Today, however, Safe Bulkers, Inc. (NYSE:SB) has announced a move that hopefully will change the company for the better, as they are initiating a share repurchase program that will be targeted toward series B, C, and D preferred shares. In order to make this happen, they have allotted $20 million to do so.
If all goes as planned, the move will save the company from having to liquidate and ultimately reduce the amount of outstanding shares by approximately 8%.
The stock is down 12.40% or $0.15 following the news, hitting $1.06 per share. Approximately 116,956 shares traded hands. SB shares have declined 66.11% since May 1, 2015 and are currently downtrending. It has underperformed the S&P500 by 63.32%.

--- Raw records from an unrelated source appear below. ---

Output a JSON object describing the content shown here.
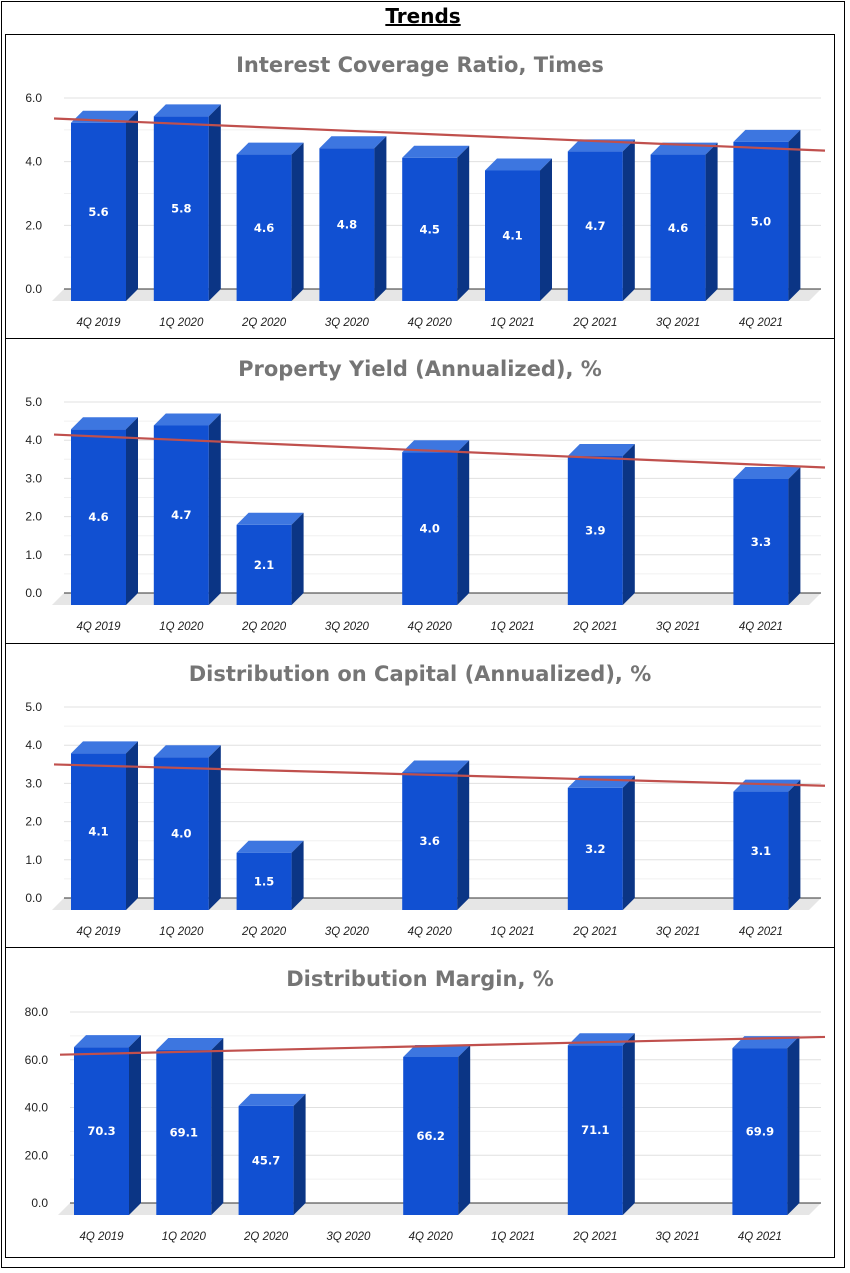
{
  "page_title": "Trends",
  "colors": {
    "bar_front": "#1150D2",
    "bar_top": "#3D76E0",
    "bar_side": "#0B3585",
    "trend": "#C0504D",
    "floor": "#E6E6E6",
    "grid": "#E0E0E0"
  },
  "chart_data": [
    {
      "type": "bar",
      "title": "Interest Coverage Ratio, Times",
      "categories": [
        "4Q 2019",
        "1Q 2020",
        "2Q 2020",
        "3Q 2020",
        "4Q 2020",
        "1Q 2021",
        "2Q 2021",
        "3Q 2021",
        "4Q 2021"
      ],
      "values": [
        5.6,
        5.8,
        4.6,
        4.8,
        4.5,
        4.1,
        4.7,
        4.6,
        5.0
      ],
      "value_labels": [
        "5.6",
        "5.8",
        "4.6",
        "4.8",
        "4.5",
        "4.1",
        "4.7",
        "4.6",
        "5.0"
      ],
      "y_ticks": [
        "0.0",
        "2.0",
        "4.0",
        "6.0"
      ],
      "ylim": [
        0,
        6
      ],
      "trendline": "linear",
      "grid": true
    },
    {
      "type": "bar",
      "title": "Property Yield (Annualized), %",
      "categories": [
        "4Q 2019",
        "1Q 2020",
        "2Q 2020",
        "3Q 2020",
        "4Q 2020",
        "1Q 2021",
        "2Q 2021",
        "3Q 2021",
        "4Q 2021"
      ],
      "values": [
        4.6,
        4.7,
        2.1,
        null,
        4.0,
        null,
        3.9,
        null,
        3.3
      ],
      "value_labels": [
        "4.6",
        "4.7",
        "2.1",
        "",
        "4.0",
        "",
        "3.9",
        "",
        "3.3"
      ],
      "y_ticks": [
        "0.0",
        "1.0",
        "2.0",
        "3.0",
        "4.0",
        "5.0"
      ],
      "ylim": [
        0,
        5
      ],
      "trendline": "linear",
      "grid": true
    },
    {
      "type": "bar",
      "title": "Distribution on Capital (Annualized), %",
      "categories": [
        "4Q 2019",
        "1Q 2020",
        "2Q 2020",
        "3Q 2020",
        "4Q 2020",
        "1Q 2021",
        "2Q 2021",
        "3Q 2021",
        "4Q 2021"
      ],
      "values": [
        4.1,
        4.0,
        1.5,
        null,
        3.6,
        null,
        3.2,
        null,
        3.1
      ],
      "value_labels": [
        "4.1",
        "4.0",
        "1.5",
        "",
        "3.6",
        "",
        "3.2",
        "",
        "3.1"
      ],
      "y_ticks": [
        "0.0",
        "1.0",
        "2.0",
        "3.0",
        "4.0",
        "5.0"
      ],
      "ylim": [
        0,
        5
      ],
      "trendline": "linear",
      "grid": true
    },
    {
      "type": "bar",
      "title": "Distribution Margin, %",
      "categories": [
        "4Q 2019",
        "1Q 2020",
        "2Q 2020",
        "3Q 2020",
        "4Q 2020",
        "1Q 2021",
        "2Q 2021",
        "3Q 2021",
        "4Q 2021"
      ],
      "values": [
        70.3,
        69.1,
        45.7,
        null,
        66.2,
        null,
        71.1,
        null,
        69.9
      ],
      "value_labels": [
        "70.3",
        "69.1",
        "45.7",
        "",
        "66.2",
        "",
        "71.1",
        "",
        "69.9"
      ],
      "y_ticks": [
        "0.0",
        "20.0",
        "40.0",
        "60.0",
        "80.0"
      ],
      "ylim": [
        0,
        80
      ],
      "trendline": "linear",
      "grid": true
    }
  ]
}
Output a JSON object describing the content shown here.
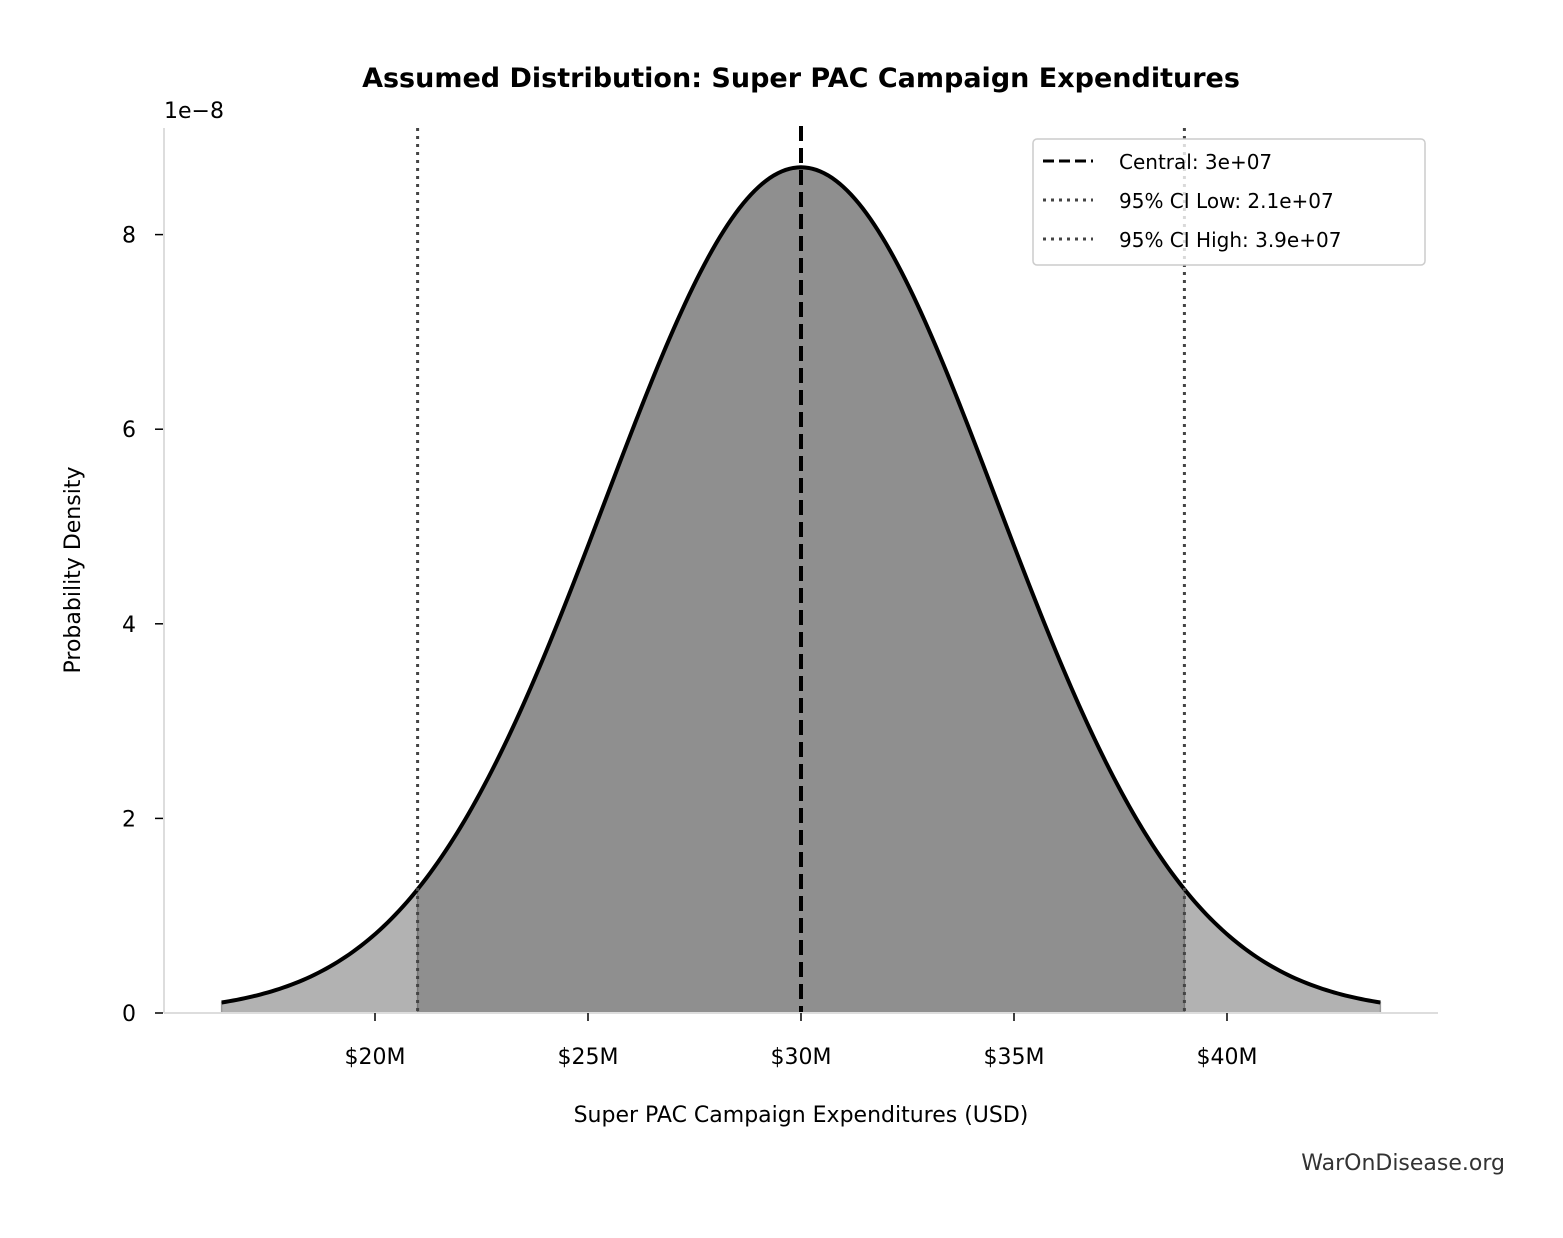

Safe Bulkers, Inc. is a holding company. The company has a market cap of $100.07 million. The Company’s principal business is the acquisition, ownership and operation of drybulk vessels. It currently has negative earnings. The Firm is an international well-known provider of marine drybulk transportation services, transporting bulk cargoes, particularly coal, grain and iron ore, along worldwide shipping routes.